Cet argument, très en vogue à droite, est réfuté par les partisans de la mesure qui mettent en avant le repos des animaux. Sylvain Bigot répond avec un discours aux accents politiques, lassé aussi qu’on lui interdise telle couleur pour protéger une espèce de chauve-souris, mais telle autre couleur pour une chauve-souris différente : « Je me bats un peu contre ce discours. L’éclairage a été mis en place pour la sécurité des humains. C’est pour lui qu’il est fait en priorité. Si on éteint, cela fait un couvre-feu et un déséquilibre social : dans le noir, il vaut mieux être un homme qui voit bien. Les autres ne sortiront pas. »

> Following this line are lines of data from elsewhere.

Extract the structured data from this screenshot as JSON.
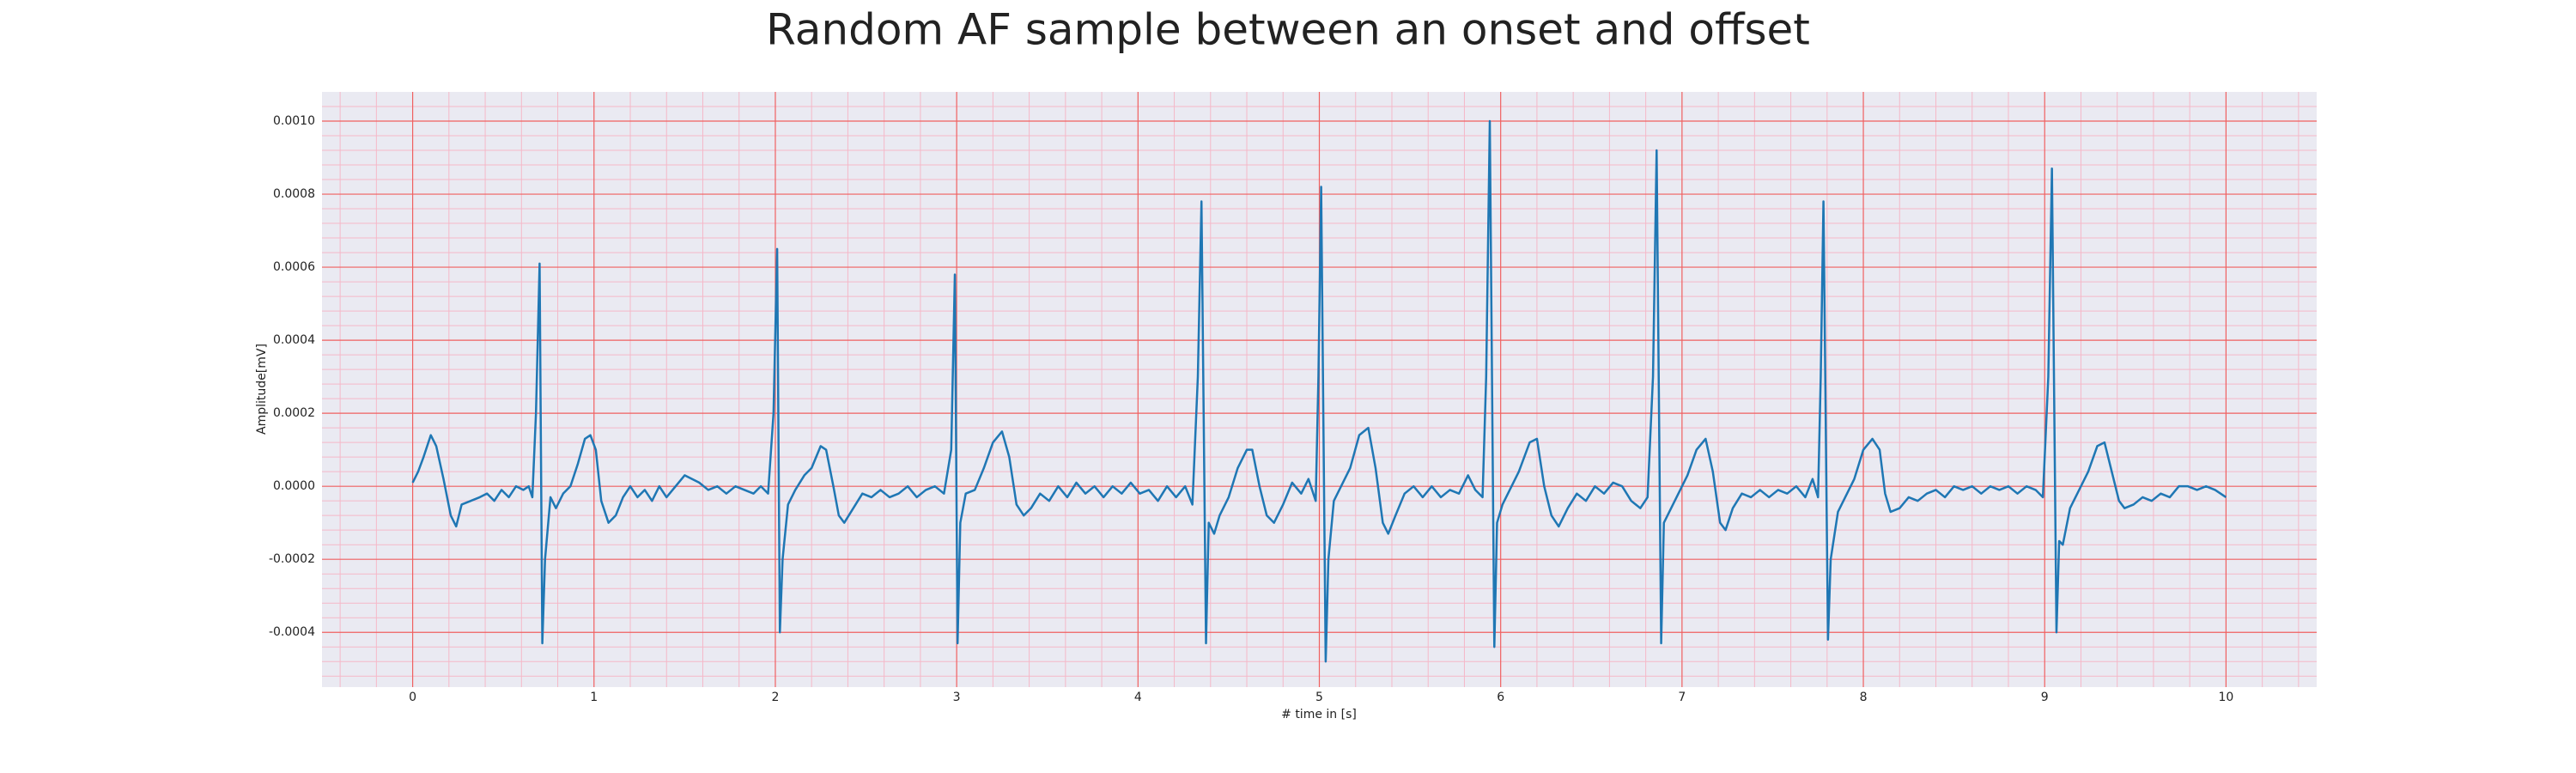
{
  "chart_data": {
    "type": "line",
    "title": "Random AF sample between an onset and offset",
    "xlabel": "# time in [s]",
    "ylabel": "Amplitude[mV]",
    "color": "#1f77b4",
    "grid": true,
    "minor_grid": true,
    "xlim": [
      -0.5,
      10.5
    ],
    "xticks": [
      0,
      1,
      2,
      3,
      4,
      5,
      6,
      7,
      8,
      9,
      10
    ],
    "ylim": [
      -0.00055,
      0.00108
    ],
    "yticks": [
      {
        "value": -0.0004,
        "label": "-0.0004"
      },
      {
        "value": -0.0002,
        "label": "-0.0002"
      },
      {
        "value": 0,
        "label": "0.0000"
      },
      {
        "value": 0.0002,
        "label": "0.0002"
      },
      {
        "value": 0.0004,
        "label": "0.0004"
      },
      {
        "value": 0.0006,
        "label": "0.0006"
      },
      {
        "value": 0.0008,
        "label": "0.0008"
      },
      {
        "value": 0.001,
        "label": "0.0010"
      }
    ],
    "x": [
      0,
      0.03,
      0.06,
      0.1,
      0.13,
      0.17,
      0.21,
      0.24,
      0.27,
      0.32,
      0.37,
      0.41,
      0.45,
      0.49,
      0.53,
      0.57,
      0.61,
      0.64,
      0.66,
      0.68,
      0.7,
      0.715,
      0.73,
      0.76,
      0.79,
      0.83,
      0.87,
      0.91,
      0.95,
      0.98,
      1.01,
      1.04,
      1.08,
      1.12,
      1.16,
      1.2,
      1.24,
      1.28,
      1.32,
      1.36,
      1.4,
      1.45,
      1.5,
      1.54,
      1.58,
      1.63,
      1.68,
      1.73,
      1.78,
      1.83,
      1.88,
      1.92,
      1.96,
      1.99,
      2.01,
      2.025,
      2.04,
      2.07,
      2.11,
      2.16,
      2.2,
      2.25,
      2.28,
      2.32,
      2.35,
      2.38,
      2.43,
      2.48,
      2.53,
      2.58,
      2.63,
      2.68,
      2.73,
      2.78,
      2.83,
      2.88,
      2.93,
      2.97,
      2.99,
      3.005,
      3.02,
      3.05,
      3.1,
      3.15,
      3.2,
      3.25,
      3.29,
      3.33,
      3.37,
      3.41,
      3.46,
      3.51,
      3.56,
      3.61,
      3.66,
      3.71,
      3.76,
      3.81,
      3.86,
      3.91,
      3.96,
      4.01,
      4.06,
      4.11,
      4.16,
      4.21,
      4.26,
      4.3,
      4.33,
      4.35,
      4.375,
      4.39,
      4.42,
      4.45,
      4.5,
      4.55,
      4.6,
      4.63,
      4.67,
      4.71,
      4.75,
      4.8,
      4.85,
      4.9,
      4.94,
      4.98,
      4.995,
      5.01,
      5.035,
      5.05,
      5.08,
      5.12,
      5.17,
      5.22,
      5.27,
      5.31,
      5.35,
      5.38,
      5.42,
      5.47,
      5.52,
      5.57,
      5.62,
      5.67,
      5.72,
      5.77,
      5.82,
      5.86,
      5.9,
      5.92,
      5.94,
      5.965,
      5.98,
      6.01,
      6.05,
      6.1,
      6.16,
      6.2,
      6.24,
      6.28,
      6.32,
      6.37,
      6.42,
      6.47,
      6.52,
      6.57,
      6.62,
      6.67,
      6.72,
      6.77,
      6.81,
      6.84,
      6.86,
      6.885,
      6.9,
      6.94,
      6.98,
      7.03,
      7.08,
      7.13,
      7.17,
      7.21,
      7.24,
      7.28,
      7.33,
      7.38,
      7.43,
      7.48,
      7.53,
      7.58,
      7.63,
      7.68,
      7.72,
      7.75,
      7.765,
      7.78,
      7.805,
      7.82,
      7.86,
      7.9,
      7.95,
      8.0,
      8.05,
      8.09,
      8.12,
      8.15,
      8.2,
      8.25,
      8.3,
      8.35,
      8.4,
      8.45,
      8.5,
      8.55,
      8.6,
      8.65,
      8.7,
      8.75,
      8.8,
      8.85,
      8.9,
      8.95,
      8.99,
      9.02,
      9.04,
      9.065,
      9.08,
      9.1,
      9.14,
      9.19,
      9.24,
      9.29,
      9.33,
      9.37,
      9.41,
      9.44,
      9.49,
      9.54,
      9.59,
      9.64,
      9.69,
      9.74,
      9.79,
      9.84,
      9.89,
      9.94,
      10.0
    ],
    "values": [
      1e-05,
      4e-05,
      8e-05,
      0.00014,
      0.00011,
      2e-05,
      -8e-05,
      -0.00011,
      -5e-05,
      -4e-05,
      -3e-05,
      -2e-05,
      -4e-05,
      -1e-05,
      -3e-05,
      0,
      -1e-05,
      0,
      -3e-05,
      0.0002,
      0.00061,
      -0.00043,
      -0.0002,
      -3e-05,
      -6e-05,
      -2e-05,
      0,
      6e-05,
      0.00013,
      0.00014,
      0.0001,
      -4e-05,
      -0.0001,
      -8e-05,
      -3e-05,
      0,
      -3e-05,
      -1e-05,
      -4e-05,
      0,
      -3e-05,
      0,
      3e-05,
      2e-05,
      1e-05,
      -1e-05,
      0,
      -2e-05,
      0,
      -1e-05,
      -2e-05,
      0,
      -2e-05,
      0.0002,
      0.00065,
      -0.0004,
      -0.0002,
      -5e-05,
      -1e-05,
      3e-05,
      5e-05,
      0.00011,
      0.0001,
      0,
      -8e-05,
      -0.0001,
      -6e-05,
      -2e-05,
      -3e-05,
      -1e-05,
      -3e-05,
      -2e-05,
      0,
      -3e-05,
      -1e-05,
      0,
      -2e-05,
      0.0001,
      0.00058,
      -0.00043,
      -0.0001,
      -2e-05,
      -1e-05,
      5e-05,
      0.00012,
      0.00015,
      8e-05,
      -5e-05,
      -8e-05,
      -6e-05,
      -2e-05,
      -4e-05,
      0,
      -3e-05,
      1e-05,
      -2e-05,
      0,
      -3e-05,
      0,
      -2e-05,
      1e-05,
      -2e-05,
      -1e-05,
      -4e-05,
      0,
      -3e-05,
      0,
      -5e-05,
      0.0003,
      0.00078,
      -0.00043,
      -0.0001,
      -0.00013,
      -8e-05,
      -3e-05,
      5e-05,
      0.0001,
      0.0001,
      0,
      -8e-05,
      -0.0001,
      -5e-05,
      1e-05,
      -2e-05,
      2e-05,
      -4e-05,
      0.0003,
      0.00082,
      -0.00048,
      -0.0002,
      -4e-05,
      0,
      5e-05,
      0.00014,
      0.00016,
      5e-05,
      -0.0001,
      -0.00013,
      -8e-05,
      -2e-05,
      0,
      -3e-05,
      0,
      -3e-05,
      -1e-05,
      -2e-05,
      3e-05,
      -1e-05,
      -3e-05,
      0.0003,
      0.001,
      -0.00044,
      -0.0001,
      -5e-05,
      -1e-05,
      4e-05,
      0.00012,
      0.00013,
      0,
      -8e-05,
      -0.00011,
      -6e-05,
      -2e-05,
      -4e-05,
      0,
      -2e-05,
      1e-05,
      0,
      -4e-05,
      -6e-05,
      -3e-05,
      0.0003,
      0.00092,
      -0.00043,
      -0.0001,
      -6e-05,
      -2e-05,
      3e-05,
      0.0001,
      0.00013,
      4e-05,
      -0.0001,
      -0.00012,
      -6e-05,
      -2e-05,
      -3e-05,
      -1e-05,
      -3e-05,
      -1e-05,
      -2e-05,
      0,
      -3e-05,
      2e-05,
      -3e-05,
      0.0003,
      0.00078,
      -0.00042,
      -0.0002,
      -7e-05,
      -3e-05,
      2e-05,
      0.0001,
      0.00013,
      0.0001,
      -2e-05,
      -7e-05,
      -6e-05,
      -3e-05,
      -4e-05,
      -2e-05,
      -1e-05,
      -3e-05,
      0,
      -1e-05,
      0,
      -2e-05,
      0,
      -1e-05,
      0,
      -2e-05,
      0,
      -1e-05,
      -3e-05,
      0.0003,
      0.00087,
      -0.0004,
      -0.00015,
      -0.00016,
      -6e-05,
      -1e-05,
      4e-05,
      0.00011,
      0.00012,
      4e-05,
      -4e-05,
      -6e-05,
      -5e-05,
      -3e-05,
      -4e-05,
      -2e-05,
      -3e-05,
      0,
      0,
      -1e-05,
      0,
      -1e-05,
      -3e-05
    ]
  }
}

Malgré ces agacements, et des réunions parfois « tendues » avec les arcanes administratives, l’entrepreneur assure conserver « la flamme » pour son métier, même s’il mène en parallèle deux autres activités (la gestion de son espace de coworking et une carrière de thérapeute holistique). « Je ne pensais pas que ça allait durer aussi longtemps et me plaire toujours autant. Malgré un trou au moment du Covid il y a toujours des choses à éclairer et de la création à proposer », comme le défi de la réduction de la consommation ou celui de l’interactivité des lumières qu’il espère relever à Montauban avec une scénographie lumineuse évolutive reliée à une application mobile touristique.

Un degré en plus :

Jeudi 12 juin, l’agence Lyum fête ses 20 ans dans ses locaux de Tours-Nord. Pour l’occasion elle a prévu un cycle de conférences et des rencontres entre professionnels. Un livre a également été imprimé pour répertorier les principales créations de la société.